Caffeine: skipped morning cup altogether and went straight for a cappuccino because the boy woke me up at 6:00 to tell me that Spongebob doesn't have nipples. Don't ask me to explain because I cannot.
Evil Calories: was forced to eat chicken mcnuggets for lunch. They. Are. Disgusting.
Before I go into detail about the wickedness that will soon be invading my soul, I'd like to just take a quick moment to talk to my treadmill.
Dear treadmill aka Lucifer - You're fired. We've been doing this for many, many months now, and I look nothing like the girl on the infomercial. Screw you and the sales guy at Sears who claimed you were the most effective machine on the market. You're shaped funny and sometimes you smell like rubber scented poo. I hate you.

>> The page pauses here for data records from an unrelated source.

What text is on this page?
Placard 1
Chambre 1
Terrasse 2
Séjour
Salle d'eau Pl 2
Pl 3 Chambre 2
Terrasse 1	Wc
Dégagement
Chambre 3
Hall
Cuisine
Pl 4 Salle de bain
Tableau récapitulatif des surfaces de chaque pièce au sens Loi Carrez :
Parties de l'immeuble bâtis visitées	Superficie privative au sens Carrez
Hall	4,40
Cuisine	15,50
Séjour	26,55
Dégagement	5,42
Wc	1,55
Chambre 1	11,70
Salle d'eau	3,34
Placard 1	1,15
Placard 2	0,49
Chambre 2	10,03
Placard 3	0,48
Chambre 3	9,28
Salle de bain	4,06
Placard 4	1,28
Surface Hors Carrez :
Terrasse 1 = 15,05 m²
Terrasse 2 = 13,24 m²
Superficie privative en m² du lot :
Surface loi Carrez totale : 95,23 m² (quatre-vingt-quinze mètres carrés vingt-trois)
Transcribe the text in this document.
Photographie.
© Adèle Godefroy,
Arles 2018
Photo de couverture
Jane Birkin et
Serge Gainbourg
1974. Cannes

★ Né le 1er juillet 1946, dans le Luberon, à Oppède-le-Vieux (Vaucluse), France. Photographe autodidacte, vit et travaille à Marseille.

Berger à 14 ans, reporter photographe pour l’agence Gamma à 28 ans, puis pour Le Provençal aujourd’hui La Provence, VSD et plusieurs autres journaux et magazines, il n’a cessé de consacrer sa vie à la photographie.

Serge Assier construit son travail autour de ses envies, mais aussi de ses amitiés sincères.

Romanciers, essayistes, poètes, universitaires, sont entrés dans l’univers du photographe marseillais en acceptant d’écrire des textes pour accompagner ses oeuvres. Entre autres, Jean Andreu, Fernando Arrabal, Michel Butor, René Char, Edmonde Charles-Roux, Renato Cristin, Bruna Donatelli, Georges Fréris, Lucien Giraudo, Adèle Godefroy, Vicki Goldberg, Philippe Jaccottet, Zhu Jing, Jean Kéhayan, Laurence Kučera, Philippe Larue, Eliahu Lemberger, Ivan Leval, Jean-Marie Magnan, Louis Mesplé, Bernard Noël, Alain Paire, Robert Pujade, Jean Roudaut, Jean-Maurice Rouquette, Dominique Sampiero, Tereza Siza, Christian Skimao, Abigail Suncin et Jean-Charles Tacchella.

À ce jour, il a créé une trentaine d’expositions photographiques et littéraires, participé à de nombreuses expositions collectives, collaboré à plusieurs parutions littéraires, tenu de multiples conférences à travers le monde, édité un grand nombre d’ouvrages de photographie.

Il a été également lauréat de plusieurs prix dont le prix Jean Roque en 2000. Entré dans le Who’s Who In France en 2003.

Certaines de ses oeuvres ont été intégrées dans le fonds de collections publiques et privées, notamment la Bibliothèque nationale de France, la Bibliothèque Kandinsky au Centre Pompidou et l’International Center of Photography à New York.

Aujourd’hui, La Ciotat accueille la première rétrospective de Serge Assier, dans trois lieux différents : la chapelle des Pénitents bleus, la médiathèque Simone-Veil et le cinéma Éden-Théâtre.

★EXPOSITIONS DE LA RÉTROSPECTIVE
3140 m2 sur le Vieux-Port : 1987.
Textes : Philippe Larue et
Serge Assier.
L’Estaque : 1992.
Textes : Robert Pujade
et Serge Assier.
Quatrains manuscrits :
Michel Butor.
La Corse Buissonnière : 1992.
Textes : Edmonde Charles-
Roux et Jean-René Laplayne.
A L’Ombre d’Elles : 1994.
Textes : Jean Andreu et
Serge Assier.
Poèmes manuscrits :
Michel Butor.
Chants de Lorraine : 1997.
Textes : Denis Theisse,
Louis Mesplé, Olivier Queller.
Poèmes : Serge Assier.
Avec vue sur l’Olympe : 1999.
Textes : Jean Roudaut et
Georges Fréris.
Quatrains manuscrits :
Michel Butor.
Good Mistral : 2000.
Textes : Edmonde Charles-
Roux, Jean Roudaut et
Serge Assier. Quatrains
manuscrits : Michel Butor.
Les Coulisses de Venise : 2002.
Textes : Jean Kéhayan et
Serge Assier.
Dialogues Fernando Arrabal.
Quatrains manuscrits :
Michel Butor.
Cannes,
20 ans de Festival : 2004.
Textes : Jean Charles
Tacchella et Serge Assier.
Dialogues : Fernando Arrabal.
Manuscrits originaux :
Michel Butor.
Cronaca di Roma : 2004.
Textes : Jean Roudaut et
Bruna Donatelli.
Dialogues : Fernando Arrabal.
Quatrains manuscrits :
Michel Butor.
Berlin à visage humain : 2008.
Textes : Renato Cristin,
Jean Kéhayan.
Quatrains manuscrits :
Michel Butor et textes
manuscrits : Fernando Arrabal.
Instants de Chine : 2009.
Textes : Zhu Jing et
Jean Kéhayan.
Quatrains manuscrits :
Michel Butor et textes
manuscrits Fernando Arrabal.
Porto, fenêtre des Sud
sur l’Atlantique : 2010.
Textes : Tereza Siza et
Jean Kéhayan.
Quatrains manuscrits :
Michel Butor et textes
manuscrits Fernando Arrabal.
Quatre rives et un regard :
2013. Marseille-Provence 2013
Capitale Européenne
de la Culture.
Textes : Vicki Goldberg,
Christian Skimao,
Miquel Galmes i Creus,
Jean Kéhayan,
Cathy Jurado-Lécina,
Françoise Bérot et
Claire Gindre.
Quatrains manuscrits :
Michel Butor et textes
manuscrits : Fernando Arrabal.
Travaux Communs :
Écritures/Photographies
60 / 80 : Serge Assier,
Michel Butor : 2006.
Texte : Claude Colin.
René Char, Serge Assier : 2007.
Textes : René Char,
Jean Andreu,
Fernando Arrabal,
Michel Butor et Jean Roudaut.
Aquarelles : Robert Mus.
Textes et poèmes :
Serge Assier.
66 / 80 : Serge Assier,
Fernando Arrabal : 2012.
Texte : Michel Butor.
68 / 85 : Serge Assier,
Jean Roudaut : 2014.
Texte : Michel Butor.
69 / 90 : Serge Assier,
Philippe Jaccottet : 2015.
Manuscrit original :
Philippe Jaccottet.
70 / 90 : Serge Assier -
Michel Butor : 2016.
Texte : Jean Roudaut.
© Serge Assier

Go away.
So, in just one week, I will once again be subjecting myself to the mind altering, soul squishing, self-esteem destroying phenomenon known as NaNoWriMo. (If you don't know what NaNoWriMo is, go here.) Now, there are some people I know who claim that the 50K word goal is a total cake walk, but for us normal humans, 50K words in 30 days is a-freakin'-lot. That averages to about 1600 words a day. This can often result in bouts of hysterical crying and cramming pencils into your eye. Even with the best word sprinting schedule, at some point you end up totally Barton Finking out. That being said...YOU SHOULD DO IT! It's a great creative work out and at the end you find yourself with the makings of a novel (I said makings. Meaning, mostly it will look like a steaming pile of garbage, but in between the moldy socks and stinky banana peels, you'll find some sparkly little nuggets of joy).
If you are NaNo-ing, please add me as your buddy so we can go coo-coo together. Then go visit my sister, Amy Ellis at Girlworks, and convince her to do it, too. She thinks she can be all relaxed during the month of November while I descend into the seventh level of creative hell. Ummm, no way. If I'm going down, I'm taking her with me!